Member expectations are quickly evolving. Consumers are increasingly accustomed to hyper-personalized digital experiences in every aspect of life, from streaming services to online shopping, and they now expect the same from their financial institutions.
AI has the potential to help credit unions deliver that experience safely, effectively, and at scale. However, this requires institutions to start now with clear internal policies, robust ethical use frameworks, and cross-functional alignment between IT, risk, compliance, and business teams.
Getting ahead of regulatory change is not just a compliance play. It is a strategic move that also positions credit unions to build and retain member trust.
Shape the Regulatory Conversation
Finally, credit unions have a chance to lead the conversation, not just react to it. Industry associations, research collaboratives, leagues and forward-thinking executives should work together to define what good AI governance looks like in our unique context.
That means advocating for principles that reflect the cooperative mission of credit unions: inclusion, fairness, and member wellbeing.
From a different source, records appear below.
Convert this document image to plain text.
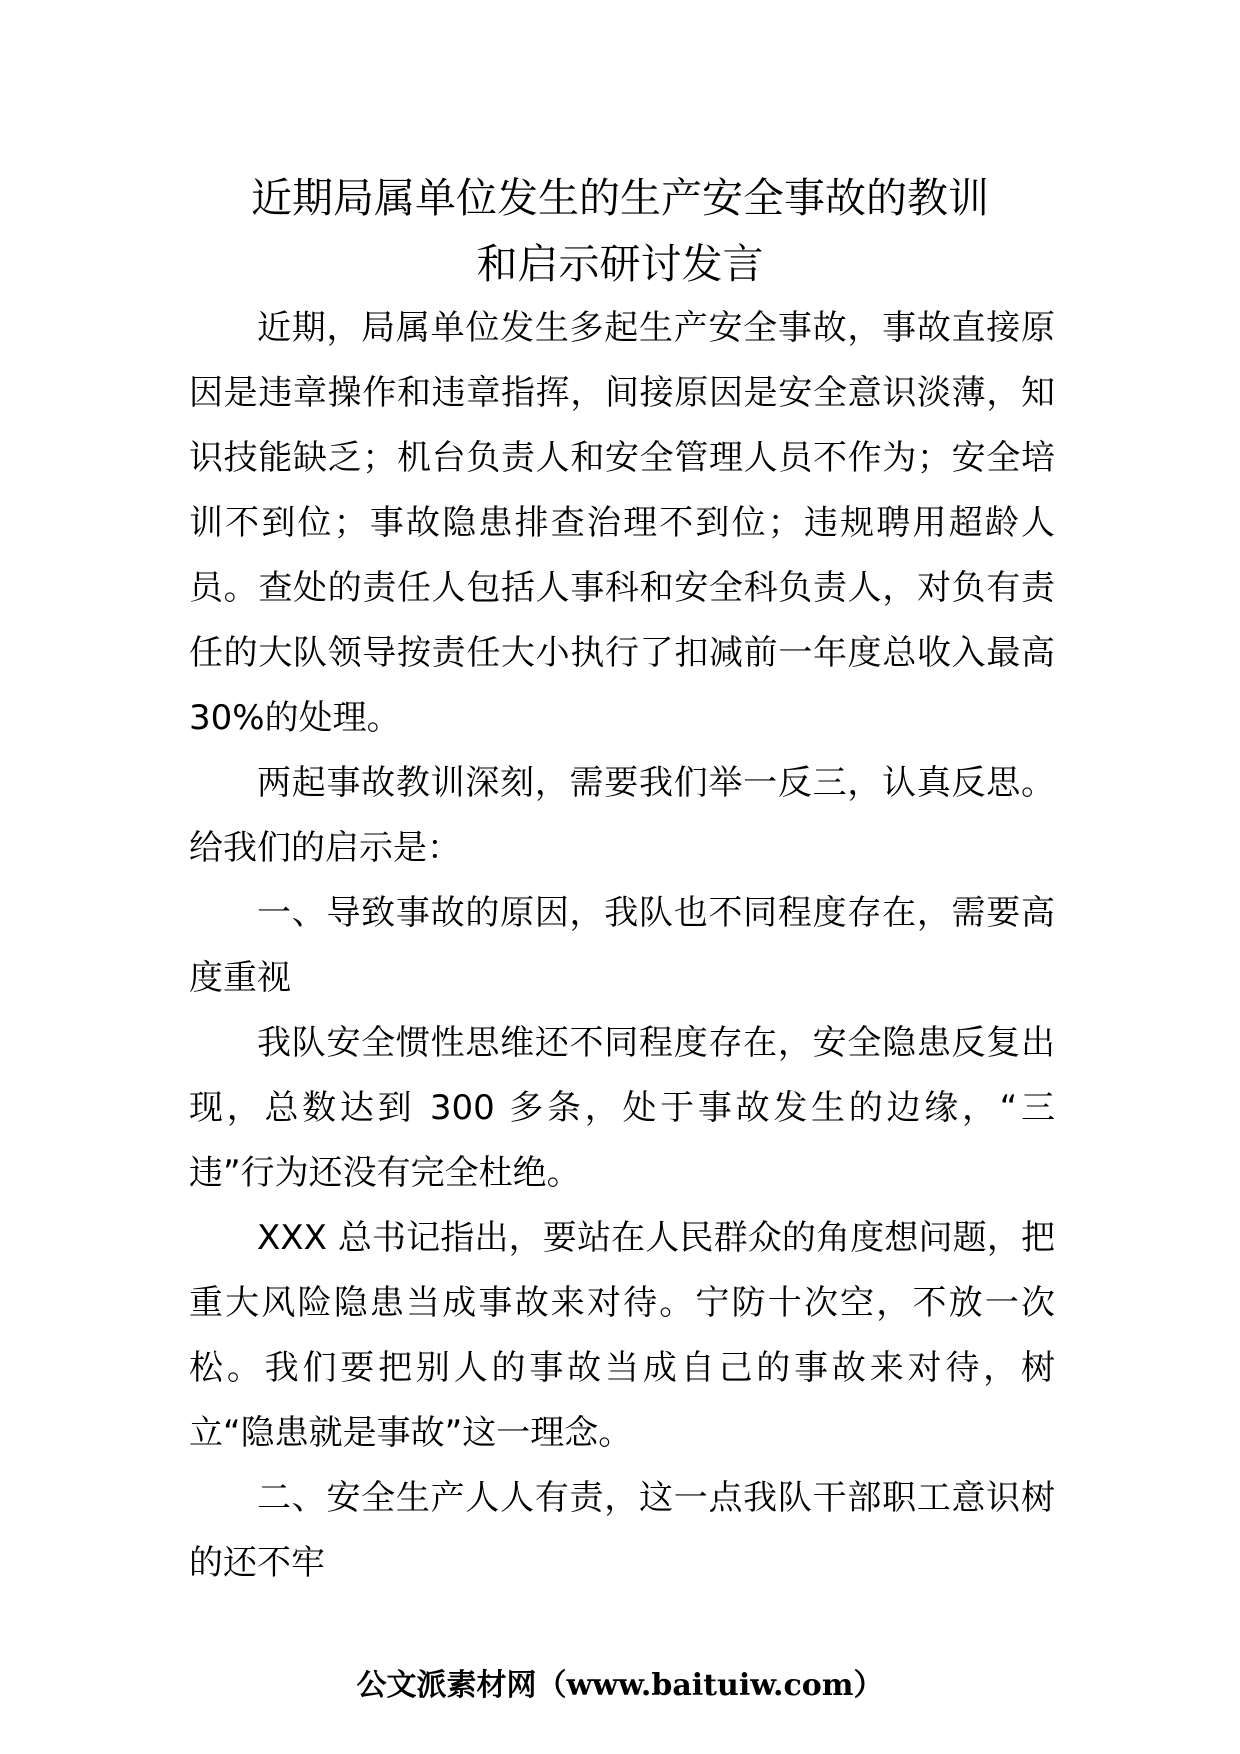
近期局属单位发生的生产安全事故的教训
和启示研讨发言

近期，局属单位发生多起生产安全事故，事故直接原因是违章操作和违章指挥，间接原因是安全意识淡薄，知识技能缺乏；机台负责人和安全管理人员不作为；安全培训不到位；事故隐患排查治理不到位；违规聘用超龄人员。查处的责任人包括人事科和安全科负责人，对负有责任的大队领导按责任大小执行了扣减前一年度总收入最高30%的处理。

两起事故教训深刻，需要我们举一反三，认真反思。给我们的启示是：

一、导致事故的原因，我队也不同程度存在，需要高度重视

我队安全惯性思维还不同程度存在，安全隐患反复出现，总数达到 300 多条，处于事故发生的边缘，“三违”行为还没有完全杜绝。

XXX 总书记指出，要站在人民群众的角度想问题，把重大风险隐患当成事故来对待。宁防十次空，不放一次松。我们要把别人的事故当成自己的事故来对待，树立“隐患就是事故”这一理念。

二、安全生产人人有责，这一点我队干部职工意识树的还不牢

公文派素材网（www.baituiw.com）
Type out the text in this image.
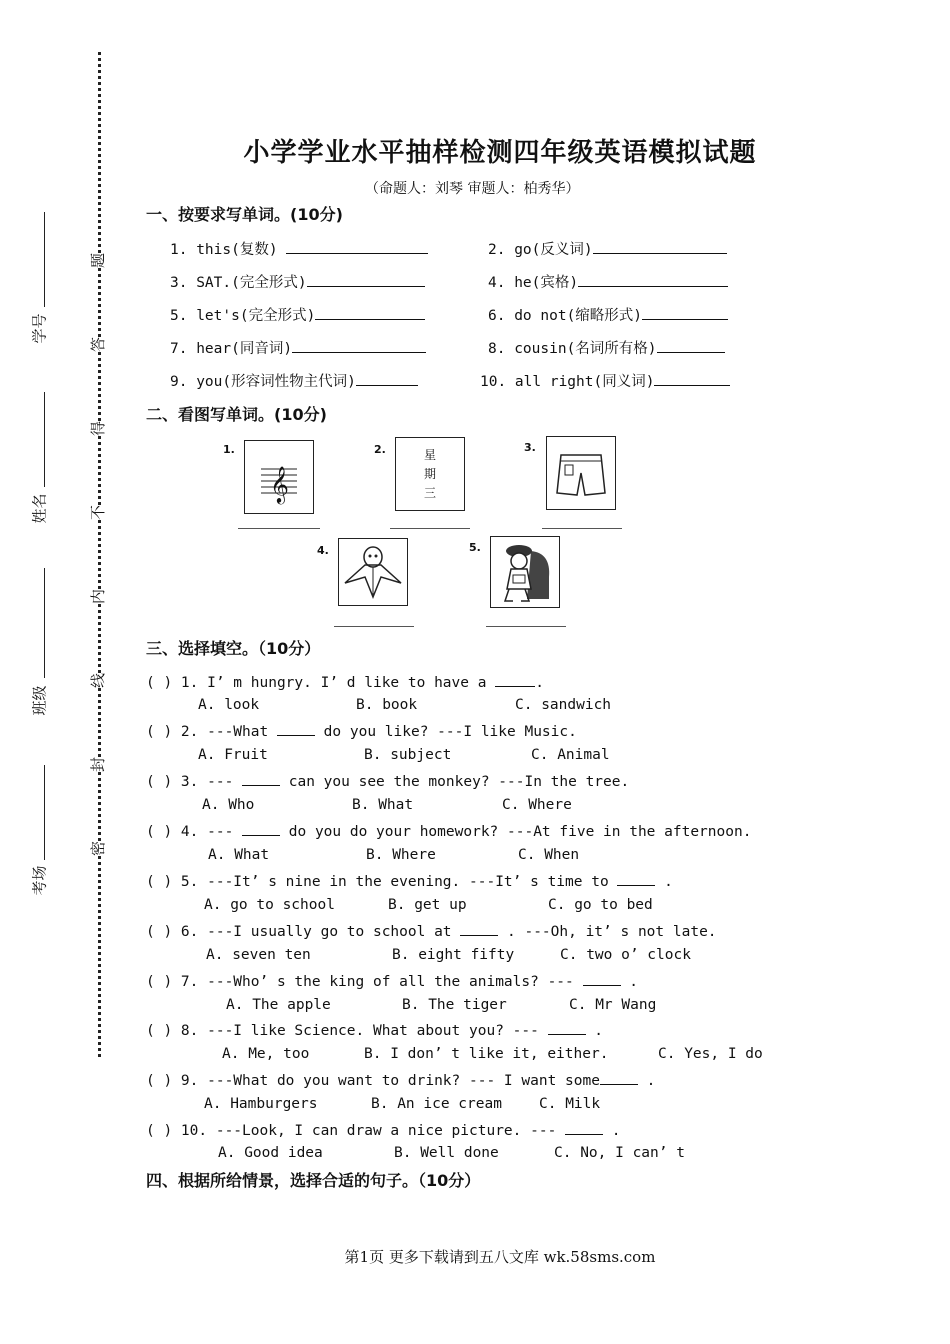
学号
姓名
班级
考场
题
答
得
不
内
线
封
密
小学学业水平抽样检测四年级英语模拟试题
（命题人：刘琴 审题人：柏秀华）
一、按要求写单词。(10分)
1. this(复数)	2. go(反义词)
3. SAT.(完全形式)	4. he(宾格)
5. let's(完全形式)	6. do not(缩略形式)
7. hear(同音词)	8. cousin(名词所有格)
9. you(形容词性物主代词)	10. all right(同义词)
二、看图写单词。(10分)
1.
𝄞
2.	星
期
三
3.
4.	5.
三、选择填空。（10分）
( ) 1. I’ m hungry. I’ d like to have a	.
A. look	B. book	C. sandwich
( ) 2. ---What	do you like? ---I like Music.
A. Fruit	B. subject	C. Animal
( ) 3. ---	can you see the monkey? ---In the tree.
A. Who	B. What	C. Where
( ) 4. ---	do you do your homework? ---At five in the afternoon.
A. What	B. Where	C. When
( ) 5. ---It’ s nine in the evening. ---It’ s time to	.
A. go to school	B. get up	C. go to bed
( ) 6. ---I usually go to school at	. ---Oh, it’ s not late.
A. seven ten	B. eight fifty	C. two o’ clock
( ) 7. ---Who’ s the king of all the animals? ---	.
A. The apple	B. The tiger	C. Mr Wang
( ) 8. ---I like Science. What about you? ---	.
A. Me, too	B. I don’ t like it, either.	C. Yes, I do
( ) 9. ---What do you want to drink? --- I want some	.
A. Hamburgers	B. An ice cream	C. Milk
( ) 10. ---Look, I can draw a nice picture. ---	.
A. Good idea	B. Well done	C. No, I can’ t
四、根据所给情景，选择合适的句子。（10分）
第1页 更多下载请到五八文库 wk.58sms.com
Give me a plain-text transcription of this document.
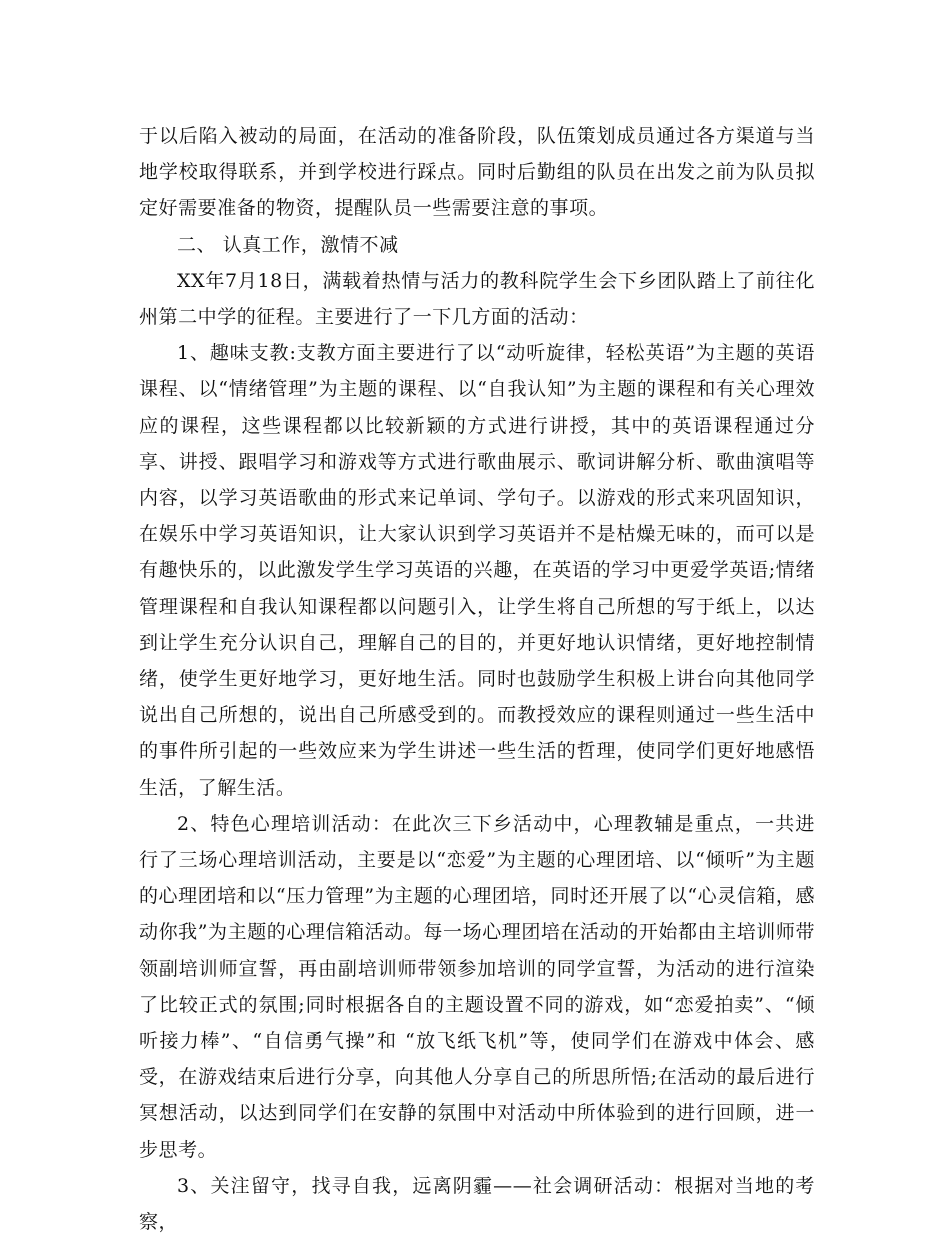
于以后陷入被动的局面，在活动的准备阶段，队伍策划成员通过各方渠道与当地学校取得联系，并到学校进行踩点。同时后勤组的队员在出发之前为队员拟定好需要准备的物资，提醒队员一些需要注意的事项。

二、 认真工作，激情不减

XX年7月18日，满载着热情与活力的教科院学生会下乡团队踏上了前往化州第二中学的征程。主要进行了一下几方面的活动：

1、趣味支教:支教方面主要进行了以“动听旋律，轻松英语”为主题的英语课程、以“情绪管理”为主题的课程、以“自我认知”为主题的课程和有关心理效应的课程，这些课程都以比较新颖的方式进行讲授，其中的英语课程通过分享、讲授、跟唱学习和游戏等方式进行歌曲展示、歌词讲解分析、歌曲演唱等内容，以学习英语歌曲的形式来记单词、学句子。以游戏的形式来巩固知识，在娱乐中学习英语知识，让大家认识到学习英语并不是枯燥无味的，而可以是有趣快乐的，以此激发学生学习英语的兴趣，在英语的学习中更爱学英语;情绪管理课程和自我认知课程都以问题引入，让学生将自己所想的写于纸上，以达到让学生充分认识自己，理解自己的目的，并更好地认识情绪，更好地控制情绪，使学生更好地学习，更好地生活。同时也鼓励学生积极上讲台向其他同学说出自己所想的，说出自己所感受到的。而教授效应的课程则通过一些生活中的事件所引起的一些效应来为学生讲述一些生活的哲理，使同学们更好地感悟生活，了解生活。

2、特色心理培训活动：在此次三下乡活动中，心理教辅是重点，一共进行了三场心理培训活动，主要是以“恋爱”为主题的心理团培、以“倾听”为主题的心理团培和以“压力管理”为主题的心理团培，同时还开展了以“心灵信箱，感动你我”为主题的心理信箱活动。每一场心理团培在活动的开始都由主培训师带领副培训师宣誓，再由副培训师带领参加培训的同学宣誓，为活动的进行渲染了比较正式的氛围;同时根据各自的主题设置不同的游戏，如“恋爱拍卖”、“倾听接力棒”、“自信勇气操”和 “放飞纸飞机”等，使同学们在游戏中体会、感受，在游戏结束后进行分享，向其他人分享自己的所思所悟;在活动的最后进行冥想活动，以达到同学们在安静的氛围中对活动中所体验到的进行回顾，进一步思考。

3、关注留守，找寻自我，远离阴霾——社会调研活动：根据对当地的考察，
Sharing successful case studies and demonstrating how responsible AI can enhance, not endanger, trust will be crucial in shaping this conversation.
We cannot let fear slow the momentum of meaningful innovation. Instead, we must shape a framework that allows credit unions to innovate with confidence, protect what matters, and better serve the communities that depend on them.
The future of AI in credit unions is not a question of if; it is a question of how well we rise to this moment.
Mitch Rutledge is CEO of Vertice AI.